1Department of Biomedical Sciences, University of Guelph, Guelph, Ontario, Canada

2Department of Physiology and Pharmacology, University of Western Ontario and Cell Biology Research Group, Robarts Research Institute, London, Ontario, Canada

Corresponding Author:
B.E. Kalisch
Department of Biomedical Sciences
University of Guelph, Guelph, Ontario
Canada, N1G 2W1
Tel: 519-824-4120
Fax: 519-787-1640
E-mail: [email protected]

Received date: November 14, 2011; Accepted date: December 20, 2011; Published December 22, 2011

Citation: Kalisch BE, Baskey JC, Rylett RJ (2012) The Relationship between Choline Acetyltransferase and Nitric Oxide Synthase Isoform Expression in Alzheimer’s Disease. J Alzheimers Dis 2:105. doi:10.4172/2161-0460.1000105

Copyright: © 2012 Kalisch BE, et al. This is an open-access article distributed under the terms of the Creative Commons Attribution License, which permits unrestricted use, distribution, and reproduction in any medium, provided the original author and source are credited.

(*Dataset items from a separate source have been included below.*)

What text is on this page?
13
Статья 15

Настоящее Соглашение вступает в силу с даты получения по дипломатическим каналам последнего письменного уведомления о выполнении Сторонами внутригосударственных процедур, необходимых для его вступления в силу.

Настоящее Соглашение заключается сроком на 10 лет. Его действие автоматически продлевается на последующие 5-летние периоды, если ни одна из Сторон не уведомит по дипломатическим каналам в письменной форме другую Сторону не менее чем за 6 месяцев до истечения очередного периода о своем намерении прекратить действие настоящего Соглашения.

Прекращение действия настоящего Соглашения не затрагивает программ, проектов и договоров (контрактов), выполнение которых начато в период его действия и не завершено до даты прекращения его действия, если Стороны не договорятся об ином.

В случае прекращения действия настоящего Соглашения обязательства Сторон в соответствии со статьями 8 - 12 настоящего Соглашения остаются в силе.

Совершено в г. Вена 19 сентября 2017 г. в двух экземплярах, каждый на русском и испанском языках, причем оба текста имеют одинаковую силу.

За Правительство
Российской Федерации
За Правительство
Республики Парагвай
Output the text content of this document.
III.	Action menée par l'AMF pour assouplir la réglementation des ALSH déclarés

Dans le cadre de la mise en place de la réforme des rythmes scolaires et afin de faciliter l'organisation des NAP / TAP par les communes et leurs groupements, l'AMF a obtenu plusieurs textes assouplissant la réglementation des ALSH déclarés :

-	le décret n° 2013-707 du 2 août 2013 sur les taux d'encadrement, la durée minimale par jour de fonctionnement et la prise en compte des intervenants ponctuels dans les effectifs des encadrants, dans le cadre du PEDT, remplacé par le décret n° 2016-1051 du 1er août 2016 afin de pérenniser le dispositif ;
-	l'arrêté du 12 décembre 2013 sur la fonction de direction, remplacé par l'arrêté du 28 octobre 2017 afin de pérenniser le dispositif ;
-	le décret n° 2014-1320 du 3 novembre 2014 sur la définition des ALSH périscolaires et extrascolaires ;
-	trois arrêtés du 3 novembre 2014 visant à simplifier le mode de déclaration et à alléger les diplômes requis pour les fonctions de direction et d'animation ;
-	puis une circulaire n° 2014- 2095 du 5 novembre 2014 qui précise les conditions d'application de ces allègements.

Nitric oxide (NO) plays an important role in cholinergic neurotransmission and has been implicated in the progression of Alzheimer’s disease (AD). Cholinergic neurotransmission has been associated with regulation of NO synthase (NOS) expression, and we determined previously that NO modulates choline acetyltransferase (ChAT) expression. In spite of the important links identified between NOS and ChAT, little is known about the relationship between these two enzymes in AD. Therefore in the present study, we compared the expression levels of ChAT and NOS in necropsy brain of individuals with AD and non-demented controls. ChAT and NOS levels were assessed in control and AD caudate, nucleus basalis of Meynert (nbM), cortex and hippocampus by radioenzymatic assay, immunoblot analysis and RT-PCR. We detected a significant decrease in ChAT activity in the cortex of AD cases, but no alterations in NOS activity were observed in any of the brain regions examined. At the mRNA level, no significant decrease in total ChAT mRNA was detected but the decrease in M-ChAT mRNA levels approached significance in the nbM. No difference in nNOS and iNOS mRNA and protein levels was observed between control and AD tissue in any of the four brain regions sampled, but a statistically significant decrease in eNOS mRNA levels was detected in both the cortex and hippocampus of AD brain. Finally, the levels of ChAT and NOS activity, protein or mRNA isoforms did not correlate in most of the brain regions examined, but a reduction in ChAT activity and eNOS mRNA in basal forebrain projection regions was observed. These data suggest that in general, there is no correlation between the levels of NOS and ChAT in control or AD subjects, but a reduction in eNOS levels in the hippocampus and cortex indicates there could be an interaction between eNOS containing cells and basal forebrain projections neurons in AD.